Tuesday, 8 November 2016
Broadway Rooms (Hilton Portland )
Recent advances in microphysics schemes have resulted in a more complete prediction of microphysical processes that allows for more diverse hydrometeor distributions to be modeled. Computational resources that allow for finer-scale numerical simulations of convective storms have been expanding at the same time as our understanding and the availability of polarimetric weather radar data has increased. A polarimetric radar forward operator lets us view numerical simulations using quantities commonly available from polarimetric weather radars; the direct comparison of output from numerical models and polarimetric radar data has applications in, amongst others, data assimilation and model validation.
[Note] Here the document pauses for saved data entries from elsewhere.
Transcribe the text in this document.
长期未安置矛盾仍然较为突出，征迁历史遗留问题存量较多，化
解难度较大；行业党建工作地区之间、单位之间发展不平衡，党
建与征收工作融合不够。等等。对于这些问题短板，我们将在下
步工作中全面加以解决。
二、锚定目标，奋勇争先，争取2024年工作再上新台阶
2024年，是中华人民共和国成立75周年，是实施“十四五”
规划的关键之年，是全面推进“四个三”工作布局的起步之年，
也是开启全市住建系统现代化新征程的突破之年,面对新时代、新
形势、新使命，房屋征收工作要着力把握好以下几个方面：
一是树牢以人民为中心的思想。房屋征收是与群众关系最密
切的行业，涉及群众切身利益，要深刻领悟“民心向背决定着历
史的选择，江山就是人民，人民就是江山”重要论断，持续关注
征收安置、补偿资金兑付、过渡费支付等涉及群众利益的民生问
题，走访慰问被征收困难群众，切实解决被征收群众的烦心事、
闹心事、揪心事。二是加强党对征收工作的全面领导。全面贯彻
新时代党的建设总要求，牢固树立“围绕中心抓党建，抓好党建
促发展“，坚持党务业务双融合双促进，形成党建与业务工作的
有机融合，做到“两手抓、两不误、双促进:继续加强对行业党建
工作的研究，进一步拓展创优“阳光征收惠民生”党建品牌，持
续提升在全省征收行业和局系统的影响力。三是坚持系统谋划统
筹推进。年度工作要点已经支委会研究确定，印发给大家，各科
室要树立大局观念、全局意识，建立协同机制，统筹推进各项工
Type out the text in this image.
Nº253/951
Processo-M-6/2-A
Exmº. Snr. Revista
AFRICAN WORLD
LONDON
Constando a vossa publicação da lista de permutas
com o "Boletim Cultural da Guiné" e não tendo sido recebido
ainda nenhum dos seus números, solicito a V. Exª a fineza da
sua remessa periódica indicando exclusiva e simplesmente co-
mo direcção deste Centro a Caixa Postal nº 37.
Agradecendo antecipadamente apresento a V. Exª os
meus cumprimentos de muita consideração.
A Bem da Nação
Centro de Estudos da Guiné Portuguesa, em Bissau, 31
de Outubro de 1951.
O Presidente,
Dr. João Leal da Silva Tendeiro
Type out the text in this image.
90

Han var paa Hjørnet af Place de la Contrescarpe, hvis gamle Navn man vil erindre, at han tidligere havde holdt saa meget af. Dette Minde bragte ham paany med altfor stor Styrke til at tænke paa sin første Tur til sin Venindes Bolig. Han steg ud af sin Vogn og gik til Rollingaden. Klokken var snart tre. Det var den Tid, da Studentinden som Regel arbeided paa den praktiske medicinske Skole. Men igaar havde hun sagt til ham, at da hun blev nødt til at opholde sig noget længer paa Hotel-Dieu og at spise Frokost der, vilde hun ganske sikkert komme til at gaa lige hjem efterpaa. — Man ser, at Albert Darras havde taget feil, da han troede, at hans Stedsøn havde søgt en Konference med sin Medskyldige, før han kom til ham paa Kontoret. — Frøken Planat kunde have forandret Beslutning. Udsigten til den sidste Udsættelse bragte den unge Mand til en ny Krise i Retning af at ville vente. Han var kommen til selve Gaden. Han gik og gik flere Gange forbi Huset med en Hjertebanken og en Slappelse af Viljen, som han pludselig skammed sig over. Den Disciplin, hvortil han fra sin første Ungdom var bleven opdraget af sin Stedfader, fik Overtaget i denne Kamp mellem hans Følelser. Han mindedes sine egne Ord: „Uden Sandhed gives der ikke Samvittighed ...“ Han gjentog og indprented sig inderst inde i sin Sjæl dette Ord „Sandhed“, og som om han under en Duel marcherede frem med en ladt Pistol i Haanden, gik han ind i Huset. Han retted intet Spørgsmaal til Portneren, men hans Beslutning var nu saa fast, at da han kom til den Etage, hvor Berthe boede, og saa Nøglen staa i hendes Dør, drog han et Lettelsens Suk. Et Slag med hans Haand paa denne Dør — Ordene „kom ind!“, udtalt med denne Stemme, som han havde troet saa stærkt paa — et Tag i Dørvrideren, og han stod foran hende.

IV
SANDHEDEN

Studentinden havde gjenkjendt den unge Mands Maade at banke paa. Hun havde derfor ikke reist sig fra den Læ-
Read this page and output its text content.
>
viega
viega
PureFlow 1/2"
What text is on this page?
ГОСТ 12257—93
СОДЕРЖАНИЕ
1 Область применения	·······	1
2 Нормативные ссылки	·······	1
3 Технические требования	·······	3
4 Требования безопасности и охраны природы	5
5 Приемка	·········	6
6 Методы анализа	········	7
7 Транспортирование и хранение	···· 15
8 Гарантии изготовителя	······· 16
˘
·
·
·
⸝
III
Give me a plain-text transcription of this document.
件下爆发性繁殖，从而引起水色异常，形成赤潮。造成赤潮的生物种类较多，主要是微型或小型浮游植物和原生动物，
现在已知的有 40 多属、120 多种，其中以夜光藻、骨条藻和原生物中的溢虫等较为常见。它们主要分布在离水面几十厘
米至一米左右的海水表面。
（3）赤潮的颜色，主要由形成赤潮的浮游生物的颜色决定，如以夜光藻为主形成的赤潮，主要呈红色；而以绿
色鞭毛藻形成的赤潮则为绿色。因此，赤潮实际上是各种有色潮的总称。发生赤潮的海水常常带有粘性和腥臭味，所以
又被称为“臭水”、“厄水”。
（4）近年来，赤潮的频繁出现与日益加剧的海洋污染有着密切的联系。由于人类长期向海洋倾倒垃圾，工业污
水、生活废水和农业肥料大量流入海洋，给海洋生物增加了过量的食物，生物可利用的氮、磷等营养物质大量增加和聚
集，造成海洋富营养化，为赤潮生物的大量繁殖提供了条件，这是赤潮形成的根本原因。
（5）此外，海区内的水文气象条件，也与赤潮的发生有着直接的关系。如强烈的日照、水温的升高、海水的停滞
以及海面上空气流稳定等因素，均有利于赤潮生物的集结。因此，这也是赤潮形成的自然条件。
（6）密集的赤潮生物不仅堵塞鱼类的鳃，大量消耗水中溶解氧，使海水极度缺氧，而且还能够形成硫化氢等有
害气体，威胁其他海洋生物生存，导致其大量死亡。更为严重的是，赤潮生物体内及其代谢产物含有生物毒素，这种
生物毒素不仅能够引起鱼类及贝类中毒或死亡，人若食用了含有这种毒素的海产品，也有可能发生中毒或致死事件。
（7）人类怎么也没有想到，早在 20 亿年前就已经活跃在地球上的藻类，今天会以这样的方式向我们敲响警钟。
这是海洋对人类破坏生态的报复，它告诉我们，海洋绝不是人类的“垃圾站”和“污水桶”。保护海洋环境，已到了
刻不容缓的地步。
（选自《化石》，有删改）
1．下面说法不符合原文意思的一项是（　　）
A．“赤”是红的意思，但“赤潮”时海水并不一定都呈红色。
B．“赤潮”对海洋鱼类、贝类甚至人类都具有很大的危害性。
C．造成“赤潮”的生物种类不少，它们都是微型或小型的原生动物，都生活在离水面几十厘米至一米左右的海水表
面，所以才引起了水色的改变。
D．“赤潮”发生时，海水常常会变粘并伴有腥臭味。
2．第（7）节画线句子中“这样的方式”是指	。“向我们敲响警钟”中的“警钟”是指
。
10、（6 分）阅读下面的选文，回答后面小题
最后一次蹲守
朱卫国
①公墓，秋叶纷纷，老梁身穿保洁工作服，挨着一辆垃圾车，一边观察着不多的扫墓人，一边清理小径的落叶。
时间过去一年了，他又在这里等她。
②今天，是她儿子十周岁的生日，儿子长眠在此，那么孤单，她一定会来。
However, there are often many factors that influence observed radar quantities that may or may not be explicitly predicted by a numerical model. For example, most microphysics schemes do not prognose mass water fraction for icy species and, thus, cannot predict mixed-phase hydrometeors. The polarimetric fields, however, can be very sensitive to the mass water fraction of mixed-phase hydrometeors (and the distribution of water on the hydrometeors); errors associated with estimating (or ignoring) the mass water fraction can be substantial. Additionally, recent applications of polarimetric forward operators have relied upon precomputed scattering amplitudes loaded as lookup tables to speed the calculation of the radar variables. Using a various combinations of assumptions that have often been made in past modeling studies, we will discuss some of the practical impacts of different “shortcuts” in hopes of providing useful guidance for numerical modeling users that are interested in polarimetric radar forward operators.